DESCRIPTION (provided by applicant): The goal of this proposal is to explain how diverse innate immune response pathways can be activated by a single microbial product: bacterial lipopolysaccharide (LPS). While TLR4 is widely recognized to control transcriptional responses to LPS, TLR4-independent responses exist. Examples of such responses include endocytosis, activation of the transcription factor NFAT, and activation of non-canonical inflammasomes by caspase-11. The relationship between these diverse LPS responses is largely unknown, but as we will describe, at least some TLR4-independent responses control the classically-defined TLR4-dependent responses to LPS. Understanding how microbial products activate distinct signal transduction pathways may permit the design of drugs or vaccines that can target a subset of pathways therapeutically. Our proposal is founded on our recent discovery that LPS-induces the endocytosis of TLR4 by a process that does not require a functional TLR4 signaling (TIR) domain, or any of its associated adaptor proteins. Rather TLR4 is cargo for an endocytosis pathway that is activated by the LPS-binding protein CD14. While TLR4 does not direct its own endocytosis, this process is essential for TLR4 to induce TRIF-dependent signal transduction from endosomes.

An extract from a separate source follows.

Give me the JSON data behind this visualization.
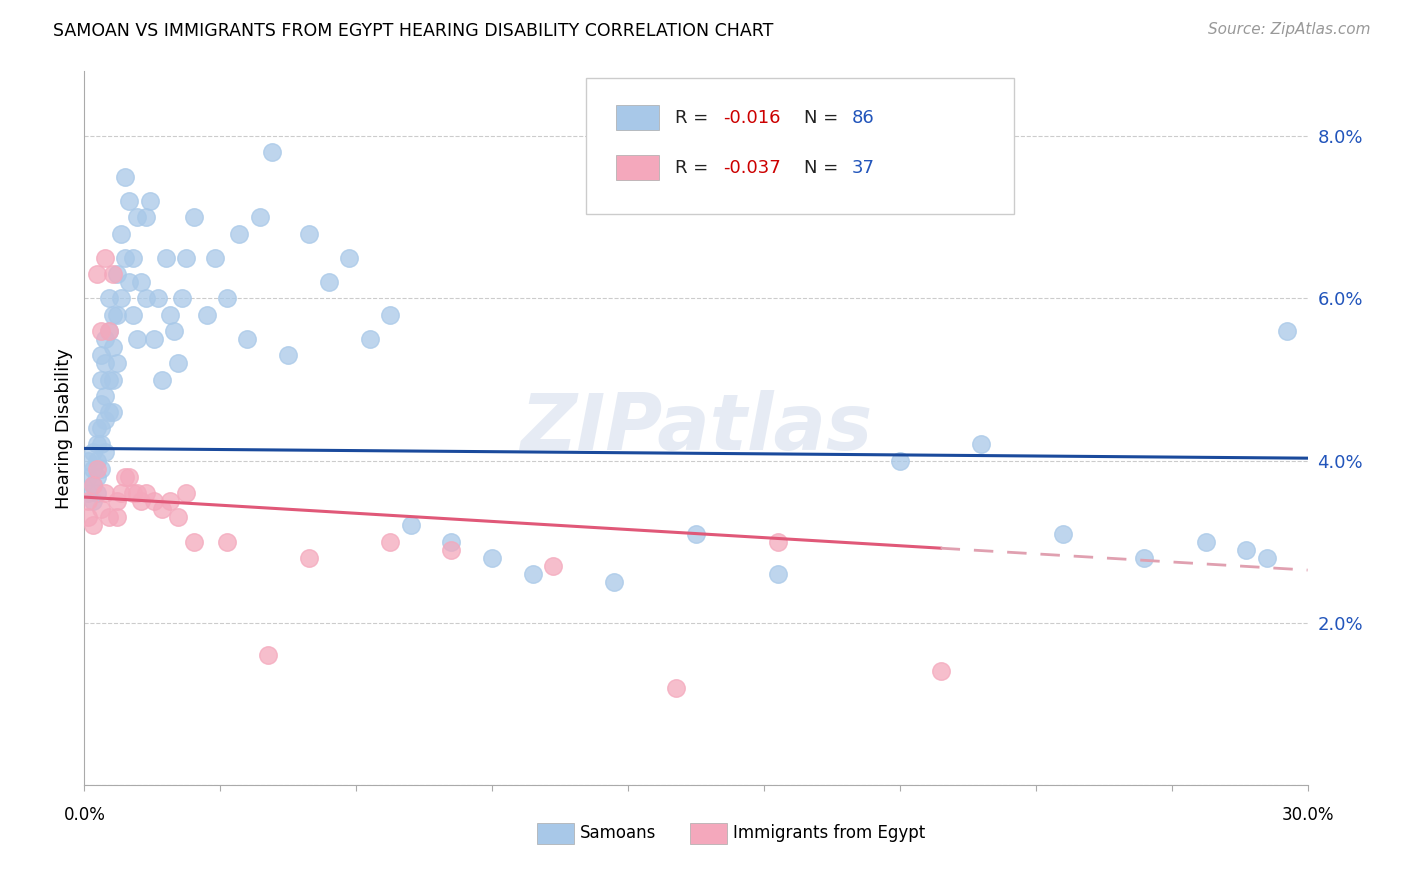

This discovery provides an example of how TLR4-dependent and -independent responses to LPS can be interdependent. In this grant application, we propose to 1) determine if a common signaling pathway is activated by CD14 to elicit diverse cell type-specific innate immune responses, 2) determine if common or distinct protein complexes exist that regulate diverse LPS inducible signaling pathways, and 3) identify the cell populations that directly respond to LPS produced by pathogenic bacterial infections in animal models of infection. Collectively, this work will provide important insight into the means by which diverse cellular responses to LPS are interconnected.

描述（由申请人提供）：该提案的目的是解释如何通过单个微生物产物激活不同的先天免疫反应途径：细菌脂多糖（LPS）。尽管TLR4被广泛认可以控制对LP的转录响应，但存在TLR4独立的响应。此类反应的例子包括内吞作用，转录因子NFAT的激活以及caspase-11的非典型炎症激活。这些不同的LPS响应之间的关系在很大程度上是未知的，但是正如我们将描述的那样，至少某些独立于TLR4独立的响应控制了对LPS的经典定义的TLR4依赖性响应。了解微生物产物如何激活不同的信号转导途径可能允许设计可以针对一部分途径的药物或疫苗。我们的建议建立在我们最近的发现上，即LPS通过不需要功能性TLR4信号传导（TIR）域或其任何相关衔接蛋白的过程来诱导TLR4的内吞作用。相反，TLR4是通过LPS结合蛋白CD14激活的内吞作用途径的货物。尽管TLR4并未引导其自身的内吞作用，但对于TLR4诱导内体的TRIF依赖性信号转导至关重要。该发现提供了一个示例，说明了如何相互依存的TLR4依赖性和非依赖性响应。在此赠款应用中，我们建议1）确定CD14是否激活了通用信号通路，以引起多种细胞类型特异性的先天免疫反应，2）确定是否存在常见或不同的蛋白质复合物，以调节LPS诱导的LPS诱导信号途径的多样化，以及3）识别直接对LPS响应的细胞群体，这些细胞受到致病性细菌感染模型的直接对LPS的反应。总的来说，这项工作将为您提供重要的见解 对LP的各种细胞反应相互联系。